In these two hours Rosalind learned more about the Steeds than she ever had in conversation with her own husband: the rare quality of Father Ralph; the fastidiousness of Henry, who had built the family fortunes; and the curious behavior of his son, Captain Earl, who had fought pirates, and established the shipping contacts, and lived as much in England as in Maryland. ‘He loved the sea and should not have been required to supervise a plantation. It began its downhill course under Captain Earl.’

‘He must have died young.’

‘As a plantation manager he died young. Almost at the start. But as a sea captain he must have reached fifty.’

‘Then what happened?’

‘The scourge of our seas. Pirates. Two of them crept into this river.’

‘Yes. Evelyn told me of them. She said they were Quakers.’

The old lady laughed, and Rosalind was surprised at the vigor of her responses. ‘Quakers, indeed! They were fraudulent in all things and stole from everyone. Captain Earl pursued them and killed the Englishman Griscom. The Frenchman Bonfleur escaped and went on to be the intolerable fiend he still is. Year after year he sought revenge, and then one day he caught thy father’s ship off Barbados … What I mean, Captain Earl was thy husband’s father. He captured it, the ship, that is, killed three of the passengers and sent three back to inform Maryland that Earl Steed had been tortured for two days, then thrown to the sharks.’

‘My God!’ Rosalind sought for a handkerchief, which she held to her mouth. ‘My husband never told me …’

‘Thee would be well advised, Rosalind, not to use the name of the Lord in vain.

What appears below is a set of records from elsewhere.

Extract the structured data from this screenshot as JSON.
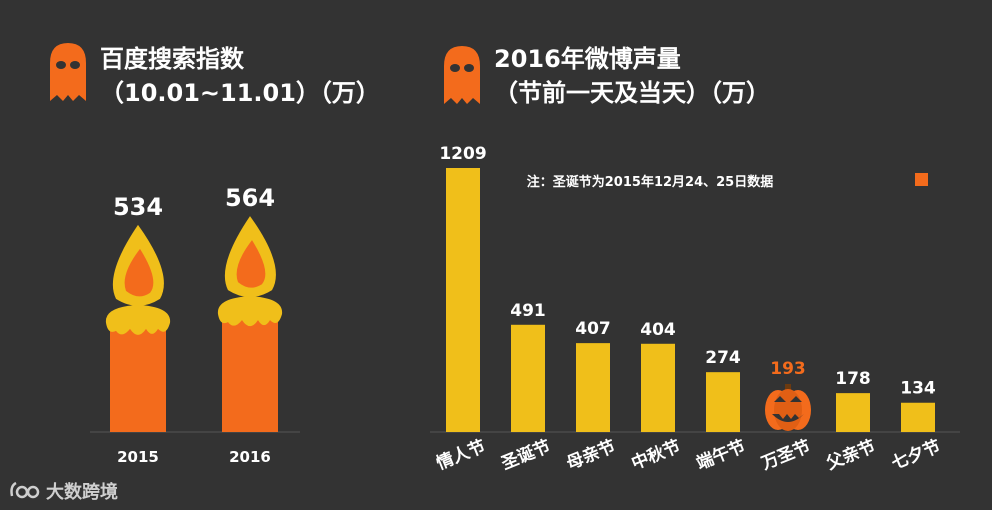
{
  "colors": {
    "background": "#333333",
    "orange": "#f36b1c",
    "yellow": "#f0bf1a",
    "flame_orange": "#f36b1c",
    "text": "#ffffff"
  },
  "left_panel": {
    "title_line1": "百度搜索指数",
    "title_line2": "（10.01~11.01）（万）",
    "icon": "ghost-icon"
  },
  "right_panel": {
    "title_line1": "2016年微博声量",
    "title_line2": "（节前一天及当天）（万）",
    "icon": "ghost-icon",
    "note": "注：圣诞节为2015年12月24、25日数据",
    "note_marker_icon": "square-marker-icon"
  },
  "watermark": {
    "text": "大数跨境",
    "icon": "logo-icon"
  },
  "chart_data": [
    {
      "type": "bar",
      "style": "candle",
      "categories": [
        "2015",
        "2016"
      ],
      "values": [
        534,
        564
      ],
      "data_labels": [
        "534",
        "564"
      ],
      "ylim": [
        0,
        600
      ],
      "grid": false
    },
    {
      "type": "bar",
      "categories": [
        "情人节",
        "圣诞节",
        "母亲节",
        "中秋节",
        "端午节",
        "万圣节",
        "父亲节",
        "七夕节"
      ],
      "values": [
        1209,
        491,
        407,
        404,
        274,
        193,
        178,
        134
      ],
      "data_labels": [
        "1209",
        "491",
        "407",
        "404",
        "274",
        "193",
        "178",
        "134"
      ],
      "highlight": {
        "category": "万圣节",
        "icon": "pumpkin-icon",
        "label_color": "#f36b1c"
      },
      "ylim": [
        0,
        1209
      ],
      "grid": false
    }
  ]
}
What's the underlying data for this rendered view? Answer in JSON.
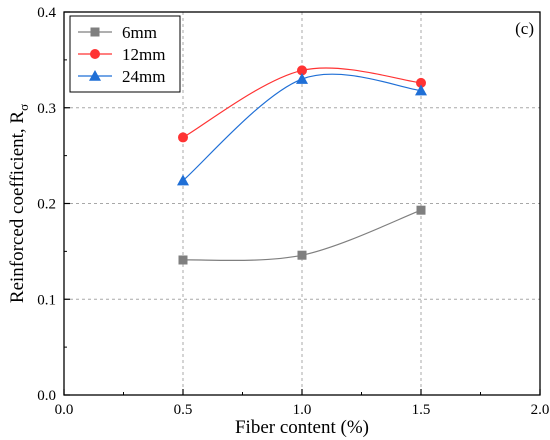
{
  "chart_data": {
    "type": "line",
    "panel_label": "(c)",
    "xlabel": "Fiber content (%)",
    "ylabel": "Reinforced coefficient, R",
    "ylabel_subscript": "σ",
    "xlim": [
      0.0,
      2.0
    ],
    "ylim": [
      0.0,
      0.4
    ],
    "x_ticks": [
      "0.0",
      "0.5",
      "1.0",
      "1.5",
      "2.0"
    ],
    "y_ticks": [
      "0.0",
      "0.1",
      "0.2",
      "0.3",
      "0.4"
    ],
    "grid": true,
    "legend_position": "top-left",
    "x": [
      0.5,
      1.0,
      1.5
    ],
    "series": [
      {
        "name": "6mm",
        "marker": "square",
        "color": "#7f7f7f",
        "values": [
          0.141,
          0.146,
          0.193
        ]
      },
      {
        "name": "12mm",
        "marker": "circle",
        "color": "#ff3333",
        "values": [
          0.269,
          0.339,
          0.326
        ]
      },
      {
        "name": "24mm",
        "marker": "triangle",
        "color": "#1f6fd6",
        "values": [
          0.224,
          0.33,
          0.318
        ]
      }
    ]
  }
}
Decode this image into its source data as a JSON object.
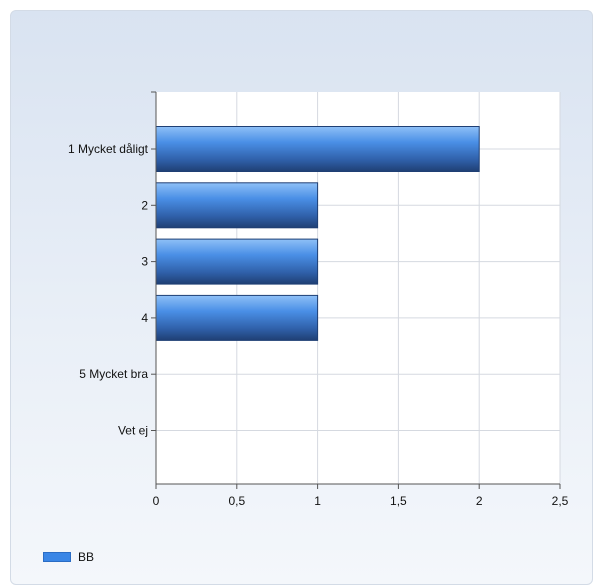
{
  "chart_data": {
    "type": "bar",
    "orientation": "horizontal",
    "categories": [
      "1 Mycket dåligt",
      "2",
      "3",
      "4",
      "5 Mycket bra",
      "Vet ej"
    ],
    "series": [
      {
        "name": "BB",
        "values": [
          2,
          1,
          1,
          1,
          0,
          0
        ]
      }
    ],
    "xlim": [
      0,
      2.5
    ],
    "xticks": [
      "0",
      "0,5",
      "1",
      "1,5",
      "2",
      "2,5"
    ],
    "grid": true,
    "legend": "bottom-left",
    "colors": {
      "bar": "#3a86e6",
      "bar_dark": "#1f3f74",
      "grid": "#d5d9e0",
      "axis": "#555555"
    }
  }
}
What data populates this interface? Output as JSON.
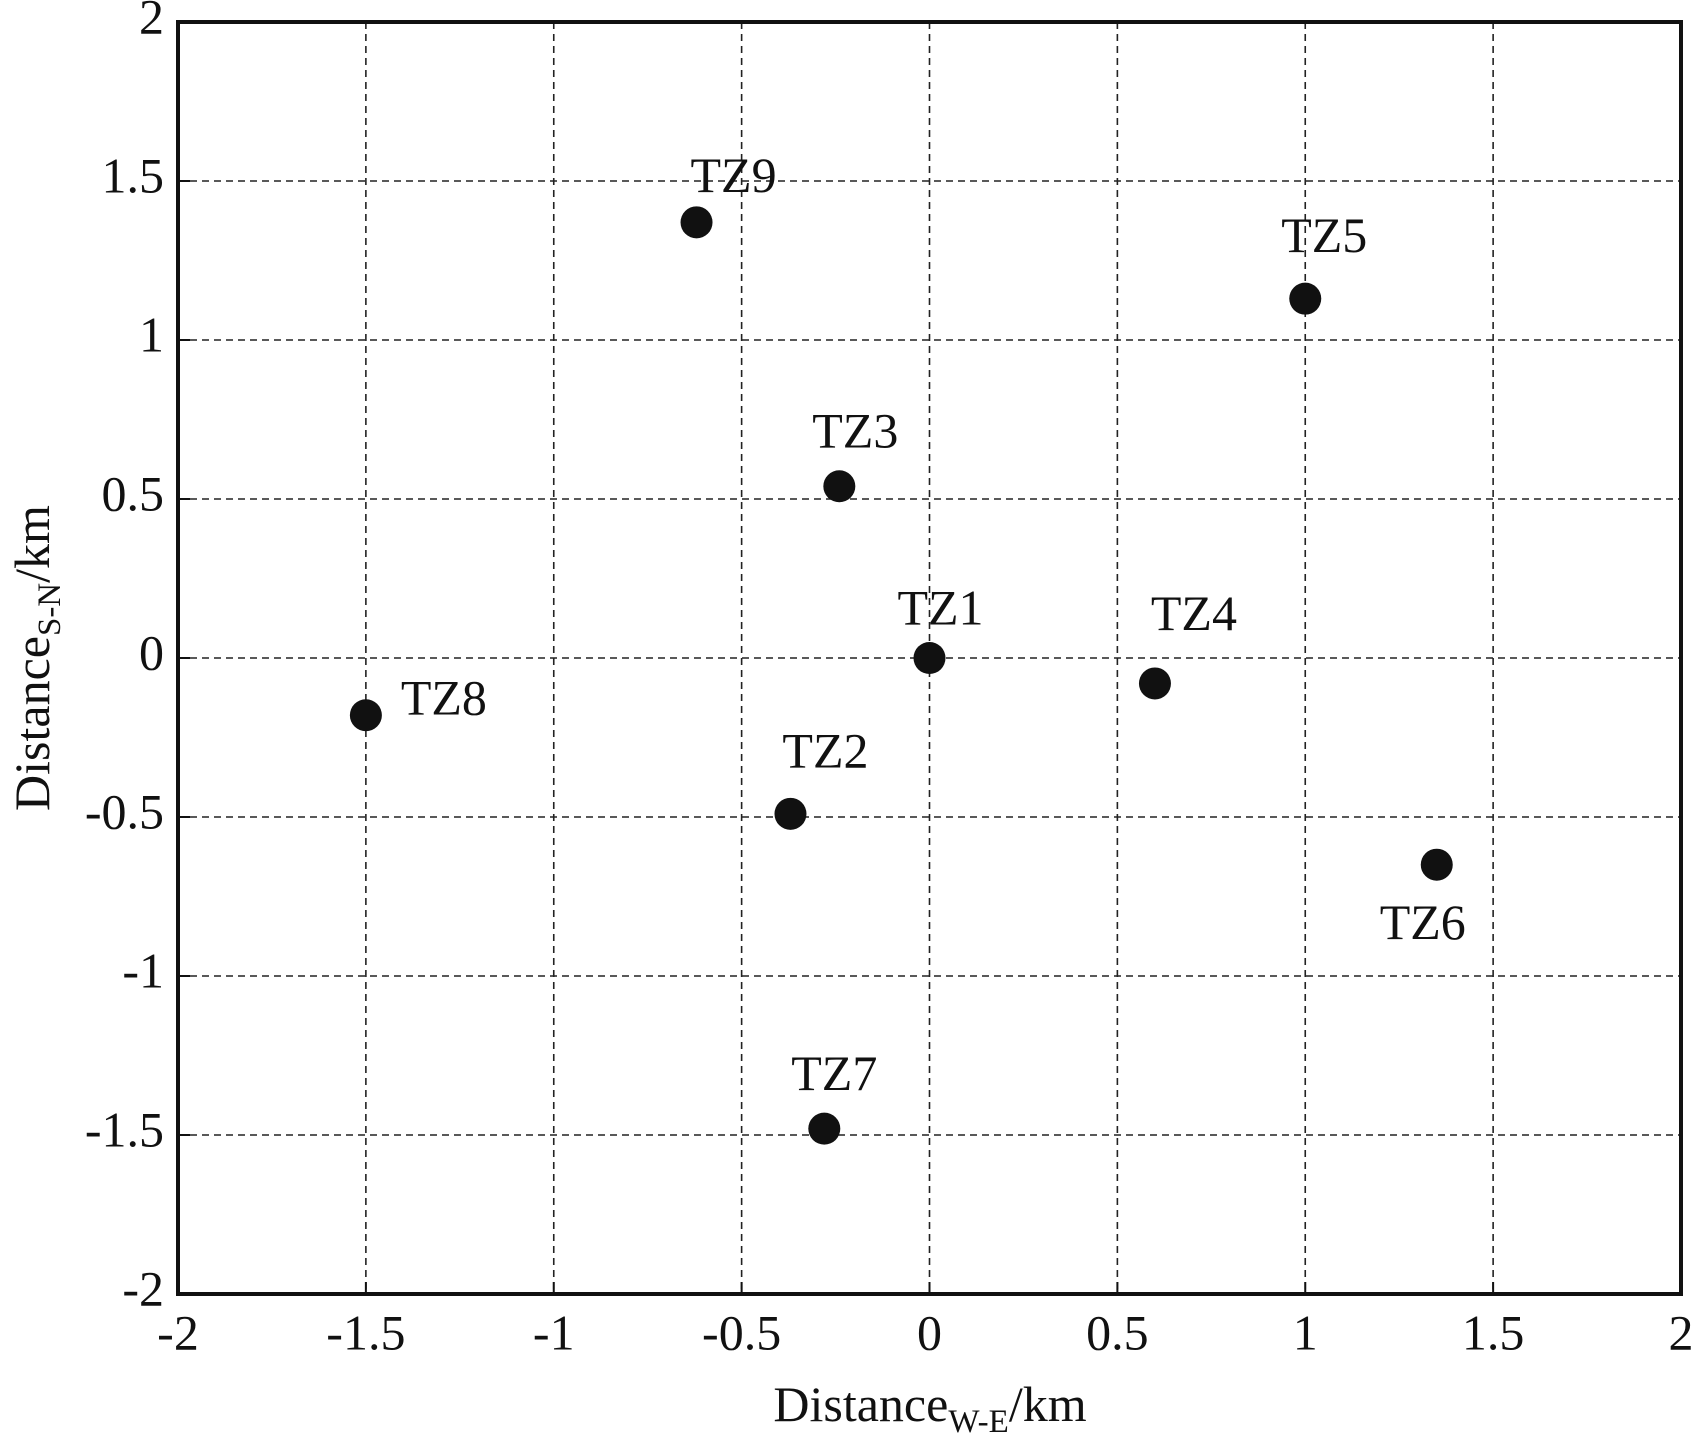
{
  "chart_data": {
    "type": "scatter",
    "labels": [
      "TZ1",
      "TZ2",
      "TZ3",
      "TZ4",
      "TZ5",
      "TZ6",
      "TZ7",
      "TZ8",
      "TZ9"
    ],
    "x": [
      0,
      -0.37,
      -0.24,
      0.6,
      1.0,
      1.35,
      -0.28,
      -1.5,
      -0.62
    ],
    "y": [
      0,
      -0.49,
      0.54,
      -0.08,
      1.13,
      -0.65,
      -1.48,
      -0.18,
      1.37
    ],
    "color": "#111111",
    "xlabel": {
      "main": "Distance",
      "sub": "W-E",
      "unit": "/km"
    },
    "ylabel": {
      "main": "Distance",
      "sub": "S-N",
      "unit": "/km"
    },
    "xlim": [
      -2,
      2
    ],
    "ylim": [
      -2,
      2
    ],
    "xticks": [
      -2,
      -1.5,
      -1,
      -0.5,
      0,
      0.5,
      1,
      1.5,
      2
    ],
    "yticks": [
      -2,
      -1.5,
      -1,
      -0.5,
      0,
      0.5,
      1,
      1.5,
      2
    ],
    "grid": true
  }
}
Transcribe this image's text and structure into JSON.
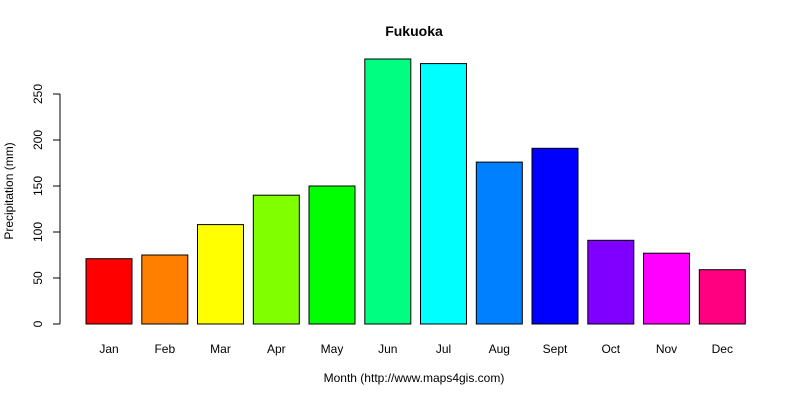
{
  "chart_data": {
    "type": "bar",
    "title": "Fukuoka",
    "xlabel": "Month (http://www.maps4gis.com)",
    "ylabel": "Precipitation (mm)",
    "categories": [
      "Jan",
      "Feb",
      "Mar",
      "Apr",
      "May",
      "Jun",
      "Jul",
      "Aug",
      "Sept",
      "Oct",
      "Nov",
      "Dec"
    ],
    "values": [
      71,
      75,
      108,
      140,
      150,
      288,
      283,
      176,
      191,
      91,
      77,
      59
    ],
    "colors": [
      "#FF0000",
      "#FF8000",
      "#FFFF00",
      "#80FF00",
      "#00FF00",
      "#00FF80",
      "#00FFFF",
      "#0080FF",
      "#0000FF",
      "#8000FF",
      "#FF00FF",
      "#FF0080"
    ],
    "yticks": [
      0,
      50,
      100,
      150,
      200,
      250
    ],
    "ylim": [
      0,
      300
    ],
    "grid": false,
    "legend": "none"
  }
}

This is not Virginia, and thee could find thyself in trouble.’

‘Was there no reprisal?’

‘Four vessels built by my sons have been taken by pirates. They ravage at will.’

‘You speak as if they should be punished … even hanged. I thought that Quakers …’

‘We seek peace. But we also protect ourselves against mad dogs. I’ve always felt that when thy father killed that monster Griscom, he could well have slain Bonfleur too.’